The former chancellor of the exchequer emerged from the MPs’ stage of the contest with more votes than anyone and he performed well in early debates. But in the BBC’s head-to-head encounter with Truss, he interrupted and talked over her throughout, allowing her campaign to accuse him of “mansplaining”.
After weeks of contrasting his fiscal prudence with what he called his rival’s fairy-tale economics, Sunak this week promised to scrap VAT on energy bills for a year. He said the measure, which he denounced as unfair a few months ago, was an appropriate, one-off response to the cost-of-living crisis.

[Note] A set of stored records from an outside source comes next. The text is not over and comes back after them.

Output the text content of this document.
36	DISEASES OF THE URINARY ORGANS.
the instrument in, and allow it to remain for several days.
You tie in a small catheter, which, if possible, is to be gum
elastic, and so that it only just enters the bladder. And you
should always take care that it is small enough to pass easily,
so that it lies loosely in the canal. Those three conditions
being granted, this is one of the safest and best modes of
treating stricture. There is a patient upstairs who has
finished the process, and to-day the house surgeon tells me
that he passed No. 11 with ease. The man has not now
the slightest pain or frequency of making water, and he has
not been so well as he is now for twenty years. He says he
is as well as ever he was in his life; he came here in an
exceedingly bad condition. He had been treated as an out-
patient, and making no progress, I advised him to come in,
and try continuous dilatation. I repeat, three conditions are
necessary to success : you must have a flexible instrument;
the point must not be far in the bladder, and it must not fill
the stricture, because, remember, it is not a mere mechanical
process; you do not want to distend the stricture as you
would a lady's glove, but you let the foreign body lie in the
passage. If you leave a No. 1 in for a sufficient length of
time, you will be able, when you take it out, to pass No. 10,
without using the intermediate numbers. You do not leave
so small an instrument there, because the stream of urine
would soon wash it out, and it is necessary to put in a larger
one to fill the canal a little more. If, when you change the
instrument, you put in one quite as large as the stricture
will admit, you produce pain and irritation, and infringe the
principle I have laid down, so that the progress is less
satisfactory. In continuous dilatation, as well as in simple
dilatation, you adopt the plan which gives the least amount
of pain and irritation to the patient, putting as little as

But Sunak’s proposal followed several others that sought to present him as a thoroughly right-wing conservative, including a plan to reduce the number of asylum seekers that was so extreme the Truss campaign said it was probably illegal. Sunak has also expressed support for the Northern Ireland Protocol Bill, telling the hustings in Leeds that it would “fix” the agreement his government signed three years ago.
Elsewhere, however, Sunak has revealed himself to be a thoughtful, intelligent politician who was unique in Johnson’s government in having a command of detail and a clear view of the global economic environment in which Britain operates. A Brexiteer by conviction, he has ideas about how to generate economic growth through innovation and investment and by using deregulation to steal a march on the EU in a handful of high-value sectors including financial services, artificial intelligence and life sciences.
Truss, by contrast, has shifted ideologically throughout her political career but always to her own advantage. So this passionate campaigner for Remain in 2016 is now the tribune of the most hardline Eurosceptics and the keeper of the flame of True Brexit.
She has appealed to the party membership by posing as tough on crime, immigration and trans rights but demanding no economic sacrifices as she promises to borrow tens of billions of pounds to fund tax cuts.
Embittered and vengeful after his fall, Johnson is backing Truss through proxies such as Nadine Dorries and Jacob Rees-Mogg and she has been talking up her loyalty to him. She is his continuity candidate in other ways, mimicking his boosterish bluster about Britain while the country slides further behind its neighbors and closing her eyes to the economic cost of the hard Brexit Johnson negotiated.
Labor are confident that either candidate will lead the Conservatives to defeat at the next general election and polls suggest that Truss would lose more seats than Sunak. With a lower base of support within the parliamentary party, Truss would also face greater challenges in imposing order on her MPs.
If the polls are right, the Conservatives may have rejected Johnson but they still want to live in his world as they choose the same old chaos with a little less charisma.